В отличие от отца, который закрывался от нее непробиваемым панцирем самооправдания, броня матери слабела и трескалась — хотя и от жалости к себе.
— Крушение? Да, это крушение. Наша дочь права, дорогой. Это хуже. Катастрофа. В предыдущей войне у нас, по крайней мере, было перемирие; нас не захватывали и не бомбили. А теперь все пропало — даже наш сын. Нас оккупировали и оставили без еды и власти. Ничего не осталось. Мими права.
Хотя она до сих пор держала платок, ее глаза были сухими и смотрели на стоявшую у окна дочь.
Мими почувствовала, как в груди снова разгорается праведный гнев.
— А как же миллионы убитых и покалеченных: осиротевшие дети, которые видели такое, чего вообще нельзя видеть человеку? Разбитые жизни, за которые нам — да, нам, — держать ответ? Неужели вы не чувствуете стыда? Не думаете, что когда предстанете перед Всевышним, он может взыскать с вас за все это? И нечего кивать на СС. Мы тоже причастны.
Родители молчали. На Мими навалился груз усталости и грусти. Возможно, дело в возрасте. Может быть, с годами теряют
— Где твоя подруга? — спросила мать.
— Еще спит. Она очень слаба. Не думаю, что в ближайшие две недели она оправится.
— Так сколько она у нас пробудет?
— Мы уедем, когда она наберется сил.
— Если Эрик в плену, он, вероятно, скоро вернется домой — и ты должна встретить его дома.
Мими устало покачала головой.
— В Бреслау? И куда, по-твоему, я вернусь, мама? Теперь в Силезии почти не осталось немцев. Если Эрик жив, он, скорее всего, в каком-нибудь лагере в Сибири. Там мне нечего делать.
— И куда же ты пойдешь?
Мими вздохнула.
— Не знаю. У меня… Нет. Мне нужно это обдумать.
— Как хочешь.
— Но чем мы будем кормить… твою подругу?
Мими почти забыла, что отец находится в комнате.
— У тебя есть еда, папа.
— Если мы будем бережливы, нам ее хватит, но…
— …нельзя, чтобы твоя дочь и подруга, которая спасла ей жизнь, съели слишком много?

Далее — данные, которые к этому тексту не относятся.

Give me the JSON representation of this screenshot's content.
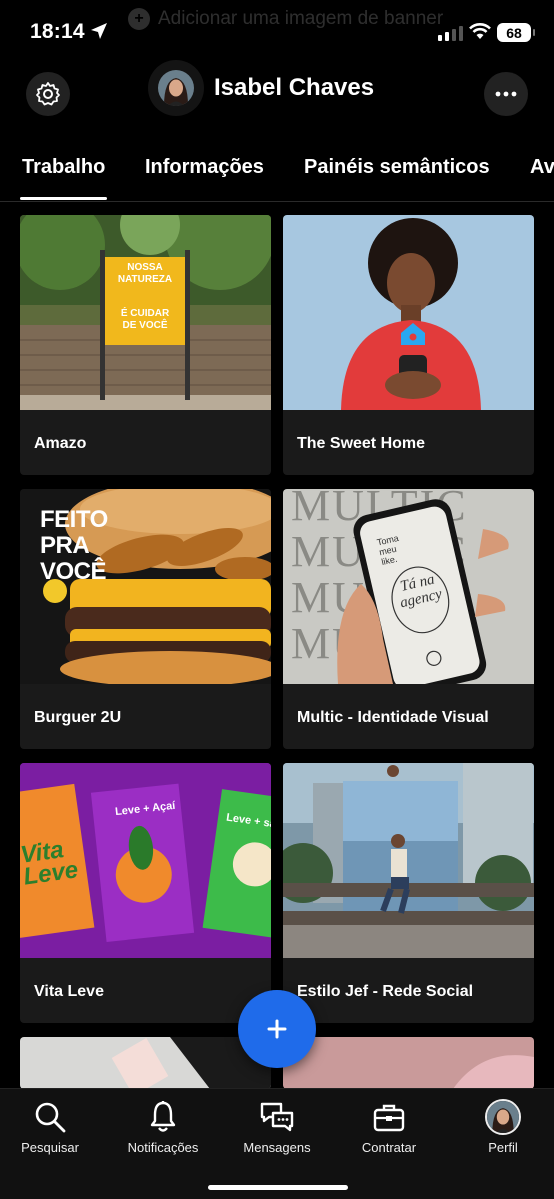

Четкие линии комнаты размылись, как будто на них смотрели сквозь прозрачный пузырь. Дождь забарабанил по оконной раме. Мими повернулась к отцу. Она ожидала увидеть уязвленную гордость, прикрытую железным самоконтролем. Вместо этого мышцы его лица расслабились, и по щеке покатилась слеза.
— Прости меня. Как я мог такое сказать? Милая, прошу тебя, пожалуйста, прости.

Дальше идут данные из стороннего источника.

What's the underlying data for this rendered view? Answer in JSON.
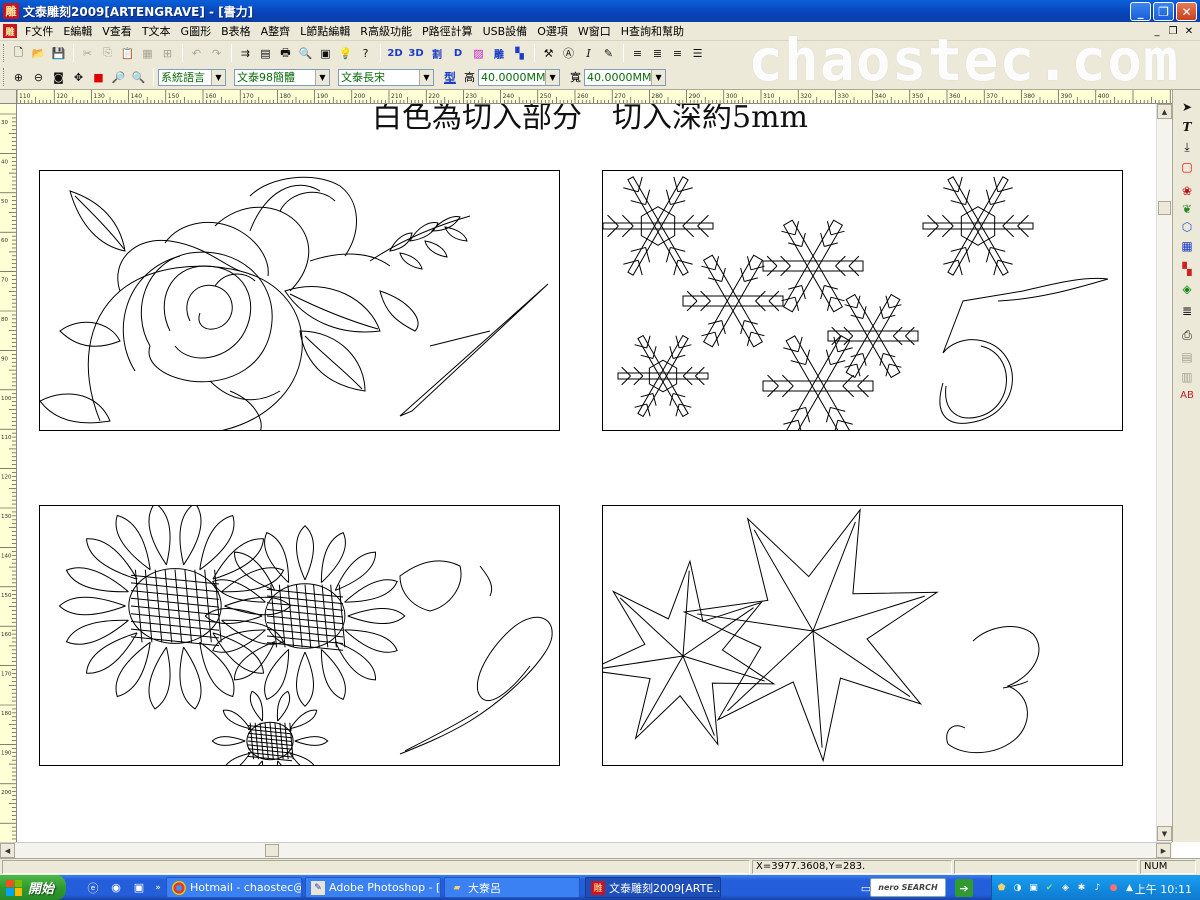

Мими подошла к отцу. Они положили друг другу руки на плечи и оперлись друг о друга, едва касаясь головами, ухо к уху. Мими почувствовала на руке слезу. Отец никогда не обнаруживал при ней сильных эмоций. Но близость требует времени и практики: условности держали их на расстоянии.
Они неуклюже разошлись, и отец вытер глаза.
— Я настаиваю, чтобы ты и Ева жили у нас столько, сколько захотите. Продукты найдем. У меня есть сигареты — нет, милая, я не начал курить, — которые можно обменять на еду. И близится лето, а значит, созреют овощи. У нас есть дом, а многие даже этим не могут похвастать. Так-то.
Теперь уже совершенно спокойный, отец бросил взгляд на карманные часы. Мими знала этот жест. Она не сомневалась, что отец использует его со своими клиентами, давая понять, что их время истекло и ему надо переходить к другим делам. Эмоции забыты, неприятные вопросы отложены до лучших времен. Будь в доме газета, он принялся бы читать ее с увлечением и сосредоточенностью человека, который любит порядок в мыслях и не терпит, чтобы его отвлекали. Отчасти Мими завидовала этому защитному механизму, позволявшему отцу взглянуть на собственную роль во вселенском зле, а уже через десять минут закрыться от последствий мощной броней. От этого Мими еще больнее ощущала собственную незащищенность. Нога ныла. Больше некуда было идти.